En effet, le livre de M. Amédée Pommier est trop mâle pour s’occuper beaucoup des historiettes de l’individualité humaine. Il laisse cela au terrible Dante, qui a besoin de nous raconter les infortunes de la Pia ou comment les Françoise de Rimini succombent, pour nous intéresser à son fabuleux enfer. M. Pommier n’a, lui, qu’un personnage dans tout son poëme, mais ce héros, c’est la Foule, c’est le Monde, c’est l’Humanité. Pour faire mouvoir cet immense héros, quinze cents vers n’étaient pas assez, si merveilleusement frappés qu’ils pussent être. Ciselé comme la plus belle coupe ou le plus fouillé des manches de poignard de Benvenuto Cellini, l’ensemble du poème a, malgré la vigueur de burin qui le distingue, quelque chose d’exigu et de maigre sur cette mince feuille de cuivre de quinze cents vers. Tout est relatif. En présence de cette notion colossale de l’Éternité et de l’Enfer, l’Imagination exige davantage. Le livre de M. Amédée Pommier rappelle trop ce noyau de cerise autour duquel une des plus grandes artistes de l’Italie du xvie  siècle avait gravé toute l’histoire de N.-S. Jésus-Christ. En vain s’attestait-on qu’il y avait en cette petite chose la force du plus grand génie. En vain la raison le disait-elle après l’expérience. Le sublime a ses lois d’optique, et l’Imagination n’y consentait pas.

III

Mais, à part ces défauts qui tiennent à l’incomplet de la notion chrétienne dans l’esprit du poète et au manque d’étendue de son cadre, il n’y a plus qu’à louer et à admirer dans le poème de M. Amédée Pommier. À l’élan des strophes et à la puissance de leur facture, on reconnaît tout d’abord un poète de la plus haute volée, tout à la fois ample et contenu, fougueux et correct. L’inspiration ne monte pas par degrés, comme une sève, dans l’œuvre de M. Pommier, mais s’y abat d’un vol rapide, comme l’aigle, dès les premiers vers. Voyez s’il y a beaucoup de poèmes dans la littérature moderne qui commencent avec ce nombre, cette vigueur de mouvement et cette majesté !
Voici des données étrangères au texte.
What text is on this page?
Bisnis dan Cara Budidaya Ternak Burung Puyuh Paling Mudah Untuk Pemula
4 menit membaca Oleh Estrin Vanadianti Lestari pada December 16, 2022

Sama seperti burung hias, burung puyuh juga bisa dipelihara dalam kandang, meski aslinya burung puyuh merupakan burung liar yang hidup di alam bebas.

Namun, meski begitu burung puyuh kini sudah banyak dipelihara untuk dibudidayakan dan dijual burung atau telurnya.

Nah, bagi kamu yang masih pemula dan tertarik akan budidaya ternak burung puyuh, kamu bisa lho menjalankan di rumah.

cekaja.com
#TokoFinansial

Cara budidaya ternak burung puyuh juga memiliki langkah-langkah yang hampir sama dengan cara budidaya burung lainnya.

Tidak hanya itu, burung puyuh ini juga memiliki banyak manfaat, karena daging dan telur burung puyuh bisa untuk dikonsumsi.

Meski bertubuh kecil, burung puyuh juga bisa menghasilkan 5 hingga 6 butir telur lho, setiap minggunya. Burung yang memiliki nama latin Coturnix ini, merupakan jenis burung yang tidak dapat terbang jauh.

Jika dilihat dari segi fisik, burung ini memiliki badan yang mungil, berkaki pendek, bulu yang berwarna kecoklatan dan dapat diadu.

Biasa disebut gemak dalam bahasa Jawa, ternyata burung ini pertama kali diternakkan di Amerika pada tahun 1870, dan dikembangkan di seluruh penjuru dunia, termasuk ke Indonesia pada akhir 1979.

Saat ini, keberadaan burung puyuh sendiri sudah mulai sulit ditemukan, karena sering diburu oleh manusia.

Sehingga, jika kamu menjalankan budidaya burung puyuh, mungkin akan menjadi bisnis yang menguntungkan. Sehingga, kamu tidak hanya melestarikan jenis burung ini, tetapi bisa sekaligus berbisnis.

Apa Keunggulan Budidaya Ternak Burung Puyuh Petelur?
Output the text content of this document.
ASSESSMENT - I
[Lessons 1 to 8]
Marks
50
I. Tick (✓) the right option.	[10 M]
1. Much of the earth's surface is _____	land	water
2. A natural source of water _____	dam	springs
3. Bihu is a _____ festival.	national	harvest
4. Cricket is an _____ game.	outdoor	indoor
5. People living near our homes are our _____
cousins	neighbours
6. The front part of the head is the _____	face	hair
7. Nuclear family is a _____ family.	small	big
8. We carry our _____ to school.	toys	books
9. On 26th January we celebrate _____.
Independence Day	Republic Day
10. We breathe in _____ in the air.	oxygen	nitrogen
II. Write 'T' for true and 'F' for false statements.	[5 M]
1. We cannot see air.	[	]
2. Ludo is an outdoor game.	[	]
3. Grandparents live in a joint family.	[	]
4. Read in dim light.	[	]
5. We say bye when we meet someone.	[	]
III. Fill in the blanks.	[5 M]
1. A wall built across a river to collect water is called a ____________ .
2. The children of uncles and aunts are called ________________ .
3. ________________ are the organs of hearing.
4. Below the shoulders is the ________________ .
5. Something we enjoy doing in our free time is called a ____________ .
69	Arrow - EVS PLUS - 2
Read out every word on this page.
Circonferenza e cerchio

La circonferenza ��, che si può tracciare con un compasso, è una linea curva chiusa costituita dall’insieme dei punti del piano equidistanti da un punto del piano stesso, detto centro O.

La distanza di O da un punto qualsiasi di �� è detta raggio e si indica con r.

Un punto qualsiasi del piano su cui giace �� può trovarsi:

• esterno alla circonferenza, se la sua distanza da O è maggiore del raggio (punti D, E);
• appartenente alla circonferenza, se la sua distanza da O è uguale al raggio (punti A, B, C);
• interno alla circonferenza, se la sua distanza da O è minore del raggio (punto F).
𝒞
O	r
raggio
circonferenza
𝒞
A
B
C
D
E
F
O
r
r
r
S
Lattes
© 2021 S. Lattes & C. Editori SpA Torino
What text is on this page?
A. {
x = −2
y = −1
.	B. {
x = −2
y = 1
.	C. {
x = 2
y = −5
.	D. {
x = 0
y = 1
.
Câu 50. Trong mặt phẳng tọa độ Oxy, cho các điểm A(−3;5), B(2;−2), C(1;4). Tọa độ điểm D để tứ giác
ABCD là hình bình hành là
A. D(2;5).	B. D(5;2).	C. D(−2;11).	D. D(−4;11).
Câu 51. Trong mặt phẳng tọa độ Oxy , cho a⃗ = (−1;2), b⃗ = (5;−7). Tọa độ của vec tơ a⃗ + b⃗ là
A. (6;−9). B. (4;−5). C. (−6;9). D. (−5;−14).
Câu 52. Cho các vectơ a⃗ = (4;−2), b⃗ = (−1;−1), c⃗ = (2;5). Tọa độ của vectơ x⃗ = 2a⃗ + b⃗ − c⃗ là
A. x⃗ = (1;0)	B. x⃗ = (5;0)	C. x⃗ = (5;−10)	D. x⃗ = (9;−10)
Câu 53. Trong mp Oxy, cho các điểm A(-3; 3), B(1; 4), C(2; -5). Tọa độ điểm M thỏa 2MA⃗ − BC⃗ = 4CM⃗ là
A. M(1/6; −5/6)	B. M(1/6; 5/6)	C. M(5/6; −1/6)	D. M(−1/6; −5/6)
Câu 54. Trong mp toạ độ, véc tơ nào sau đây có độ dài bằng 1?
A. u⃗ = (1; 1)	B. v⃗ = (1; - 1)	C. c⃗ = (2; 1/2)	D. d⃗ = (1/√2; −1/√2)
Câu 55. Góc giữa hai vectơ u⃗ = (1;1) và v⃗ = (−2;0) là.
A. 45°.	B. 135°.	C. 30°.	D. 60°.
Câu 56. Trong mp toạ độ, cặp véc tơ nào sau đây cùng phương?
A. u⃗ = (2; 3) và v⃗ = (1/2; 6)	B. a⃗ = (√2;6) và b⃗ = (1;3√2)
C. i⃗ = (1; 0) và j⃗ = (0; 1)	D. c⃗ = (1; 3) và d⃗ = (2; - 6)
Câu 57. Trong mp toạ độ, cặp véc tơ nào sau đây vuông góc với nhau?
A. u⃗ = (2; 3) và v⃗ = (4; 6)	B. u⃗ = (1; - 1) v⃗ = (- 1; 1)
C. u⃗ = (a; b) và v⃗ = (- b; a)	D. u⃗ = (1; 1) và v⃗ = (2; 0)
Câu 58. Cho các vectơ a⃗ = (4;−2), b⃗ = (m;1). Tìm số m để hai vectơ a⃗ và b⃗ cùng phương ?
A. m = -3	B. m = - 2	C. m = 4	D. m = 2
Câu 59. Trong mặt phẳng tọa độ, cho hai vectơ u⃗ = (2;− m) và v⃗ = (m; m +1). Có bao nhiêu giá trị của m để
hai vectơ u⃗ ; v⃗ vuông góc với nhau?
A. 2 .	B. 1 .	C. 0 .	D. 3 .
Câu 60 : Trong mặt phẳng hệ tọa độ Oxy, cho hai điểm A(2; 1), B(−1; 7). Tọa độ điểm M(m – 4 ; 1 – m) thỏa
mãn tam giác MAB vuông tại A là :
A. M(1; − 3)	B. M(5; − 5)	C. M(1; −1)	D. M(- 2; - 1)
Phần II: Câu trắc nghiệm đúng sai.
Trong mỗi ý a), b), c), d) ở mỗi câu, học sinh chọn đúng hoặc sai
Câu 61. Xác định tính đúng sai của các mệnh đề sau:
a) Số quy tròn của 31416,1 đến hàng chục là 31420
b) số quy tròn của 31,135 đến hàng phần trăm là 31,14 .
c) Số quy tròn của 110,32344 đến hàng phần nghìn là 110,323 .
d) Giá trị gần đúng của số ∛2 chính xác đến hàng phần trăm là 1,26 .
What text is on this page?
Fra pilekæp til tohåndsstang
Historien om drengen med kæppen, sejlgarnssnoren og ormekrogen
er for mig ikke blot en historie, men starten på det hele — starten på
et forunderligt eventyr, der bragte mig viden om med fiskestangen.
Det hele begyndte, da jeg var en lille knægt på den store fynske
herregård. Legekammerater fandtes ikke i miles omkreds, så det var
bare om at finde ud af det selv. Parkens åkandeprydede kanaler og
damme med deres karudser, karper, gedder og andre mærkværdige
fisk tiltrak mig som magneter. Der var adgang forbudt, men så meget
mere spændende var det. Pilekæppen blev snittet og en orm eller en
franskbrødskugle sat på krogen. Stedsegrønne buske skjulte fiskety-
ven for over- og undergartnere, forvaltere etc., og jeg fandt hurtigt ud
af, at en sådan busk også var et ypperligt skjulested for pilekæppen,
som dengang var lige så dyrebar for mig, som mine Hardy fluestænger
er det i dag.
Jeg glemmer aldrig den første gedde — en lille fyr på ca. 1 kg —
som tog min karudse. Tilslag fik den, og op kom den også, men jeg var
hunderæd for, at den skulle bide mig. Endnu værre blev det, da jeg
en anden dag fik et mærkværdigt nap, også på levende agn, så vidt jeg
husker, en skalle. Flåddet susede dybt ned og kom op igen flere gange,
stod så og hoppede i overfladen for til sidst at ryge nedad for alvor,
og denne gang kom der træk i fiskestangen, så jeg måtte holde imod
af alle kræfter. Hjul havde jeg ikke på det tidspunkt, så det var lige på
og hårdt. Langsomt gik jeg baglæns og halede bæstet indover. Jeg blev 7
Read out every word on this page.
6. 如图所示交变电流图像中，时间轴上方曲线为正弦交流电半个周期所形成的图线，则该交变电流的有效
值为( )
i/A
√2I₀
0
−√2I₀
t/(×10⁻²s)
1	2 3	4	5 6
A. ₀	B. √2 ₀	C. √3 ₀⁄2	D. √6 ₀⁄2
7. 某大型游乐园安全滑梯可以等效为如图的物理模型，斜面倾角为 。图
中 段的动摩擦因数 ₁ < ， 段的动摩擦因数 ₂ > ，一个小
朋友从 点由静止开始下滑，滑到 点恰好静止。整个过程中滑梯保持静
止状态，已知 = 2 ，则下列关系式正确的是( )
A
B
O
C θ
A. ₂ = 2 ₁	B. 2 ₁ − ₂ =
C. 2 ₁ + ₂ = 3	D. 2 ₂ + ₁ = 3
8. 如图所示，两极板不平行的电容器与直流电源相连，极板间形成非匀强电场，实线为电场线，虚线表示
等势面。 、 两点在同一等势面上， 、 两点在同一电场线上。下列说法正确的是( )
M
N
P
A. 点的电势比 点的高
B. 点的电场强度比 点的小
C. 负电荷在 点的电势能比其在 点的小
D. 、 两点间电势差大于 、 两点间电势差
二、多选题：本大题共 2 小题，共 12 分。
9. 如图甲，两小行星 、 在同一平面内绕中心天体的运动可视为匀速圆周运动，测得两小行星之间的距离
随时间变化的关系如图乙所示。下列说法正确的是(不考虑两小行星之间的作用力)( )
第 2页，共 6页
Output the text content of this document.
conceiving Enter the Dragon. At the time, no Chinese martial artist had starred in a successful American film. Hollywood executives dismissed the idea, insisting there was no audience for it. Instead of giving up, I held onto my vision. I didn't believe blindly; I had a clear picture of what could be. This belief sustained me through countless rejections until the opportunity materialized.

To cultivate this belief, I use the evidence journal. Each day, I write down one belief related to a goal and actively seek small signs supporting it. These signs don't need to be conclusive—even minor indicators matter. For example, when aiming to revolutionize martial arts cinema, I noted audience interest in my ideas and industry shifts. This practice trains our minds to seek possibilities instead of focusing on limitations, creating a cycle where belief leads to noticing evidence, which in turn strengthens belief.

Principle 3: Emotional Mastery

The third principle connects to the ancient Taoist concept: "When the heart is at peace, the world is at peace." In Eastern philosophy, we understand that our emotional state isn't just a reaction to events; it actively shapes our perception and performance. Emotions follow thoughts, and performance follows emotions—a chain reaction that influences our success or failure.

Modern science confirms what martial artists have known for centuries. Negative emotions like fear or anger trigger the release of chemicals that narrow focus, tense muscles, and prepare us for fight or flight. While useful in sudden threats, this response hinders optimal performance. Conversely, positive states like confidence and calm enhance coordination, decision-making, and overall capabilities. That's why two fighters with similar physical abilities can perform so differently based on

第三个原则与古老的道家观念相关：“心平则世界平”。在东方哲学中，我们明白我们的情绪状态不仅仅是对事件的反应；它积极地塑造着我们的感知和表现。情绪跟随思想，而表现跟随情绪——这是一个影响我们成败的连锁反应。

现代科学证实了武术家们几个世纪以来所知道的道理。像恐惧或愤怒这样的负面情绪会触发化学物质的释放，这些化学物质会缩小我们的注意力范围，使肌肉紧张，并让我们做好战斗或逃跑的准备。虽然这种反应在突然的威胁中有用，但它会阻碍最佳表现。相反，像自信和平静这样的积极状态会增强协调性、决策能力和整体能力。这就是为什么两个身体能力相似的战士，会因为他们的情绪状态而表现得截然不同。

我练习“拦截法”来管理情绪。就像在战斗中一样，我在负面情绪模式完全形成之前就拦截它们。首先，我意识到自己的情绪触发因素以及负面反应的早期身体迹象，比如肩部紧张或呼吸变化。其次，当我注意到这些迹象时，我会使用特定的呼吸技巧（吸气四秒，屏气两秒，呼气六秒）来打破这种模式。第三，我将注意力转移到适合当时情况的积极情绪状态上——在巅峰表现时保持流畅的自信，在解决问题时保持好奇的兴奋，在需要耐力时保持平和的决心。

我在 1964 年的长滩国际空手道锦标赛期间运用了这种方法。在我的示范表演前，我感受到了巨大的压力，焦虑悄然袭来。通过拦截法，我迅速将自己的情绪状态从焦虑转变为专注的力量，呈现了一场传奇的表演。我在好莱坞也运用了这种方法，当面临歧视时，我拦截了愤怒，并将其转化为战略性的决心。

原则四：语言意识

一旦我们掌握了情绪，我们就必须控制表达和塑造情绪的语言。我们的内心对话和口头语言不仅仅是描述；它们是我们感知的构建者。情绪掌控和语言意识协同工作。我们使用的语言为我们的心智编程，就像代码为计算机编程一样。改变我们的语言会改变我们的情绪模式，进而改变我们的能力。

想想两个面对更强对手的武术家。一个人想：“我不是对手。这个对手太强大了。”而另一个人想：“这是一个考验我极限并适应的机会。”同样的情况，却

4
La grande échéance est venue ;
Les vastes cieux se sont ouverts ;
L’Agneau tient, du haut de la nue,
Les assises de l’univers.
Les clairons des archanges sonnent,
Les morts entendent et frissonnent,
Et tous leurs poils se hérissonnent
D’un subit épouvantement.
Le monde a passé comme un rêve !
Et la race d’Adam et d’Ève
De la poudre en sursaut se lève
Pour le suprême jugement.

Dieu veut, et soudain s’effectue
La résurrection des morts,
Et la nature restitue
À chaque individu son corps.
Allons ! défunts, ouvrez vos bières !
Sus ! hâtons-nous ! que les poussières,
Couches d’humus des cimetières,
Soient encor des êtres vivants !
Et que le lieu qui la recèle
Rende l’invisible parcelle
Qui, dans la masse universelle,
Roulait au gré des quatre vents !

L’œuvre divine se consomme.
Les fils, les pères, les aïeux,
Se réveillant d’un profond somme,
Ébahis, se frottent les yeux.
Dans tous les caveaux mortuaires,
Dans les charniers, les ossuaires,
Sous les longs plis de leurs suaires,
Se démènent les trépassés.
Retrouvant leurs chairs et leurs lombes,
Les habitants des Catacombes
Poussent le couvercle des tombes,
Et sur leurs pieds se sont dressés !

On entend claquer les squelettes.
De son cercueil l’embaumé sort,
Démaillotté des bandelettes,
Langes multiples de la mort !
Chrysalide humaine endormie,
Du fond des cryptes revomie,
On voit la rigide momie
Remonter, blafarde au grand jour !
Et dans la nuit des hypogées
Les générations logées
Viennent pour être interrogées
Par le Christ, chacune à son tour.

À coup sûr, voilà une grande manière, simple et forte, et pourtant solennelle ! Voilà une voix qui vient d’une poitrine profonde et qui a de l’accent ! une voix qui nous fait tressaillir. M. Amédée Pommier, qui a parfois la solennité surhumaine de la Bible, y joint (et c’est là le caractère de son poème et de son talent) cette vis comica que le Moyen Age avait admise dans l’interprétation du dogme de l’enfer, et qui devenait, sous la main de ses artistes, du tragique renversé et redoublé par le contraste. Dès le début, le poète de L’Enfer, malgré la beauté de pose de ses strophes et leur roulement sombre, entremêle à l’ensemble pathétique et noir de ses tableaux des touches vulgaires en apparence, qu’on nous permette le mot : des clairs de vulgarité (Ébahis se frottent les yeux ! — se démènent les trépassés), qui vont plus tard se prononcer, et s’élargir, et devenir ce grotesque grandiose que la Divine Comédie n’a pas repoussé. Puisqu’il faut des exemples aux critiques sans initiative, pour justifier M. Pommier d’avoir complété par la caricature héroïque la tragédie de son sujet, on peut citer Dante, Michel Ange et plus bas Callot, les trois hommes de l’inspiration la plus idéale qui ait peut-être jamais existé.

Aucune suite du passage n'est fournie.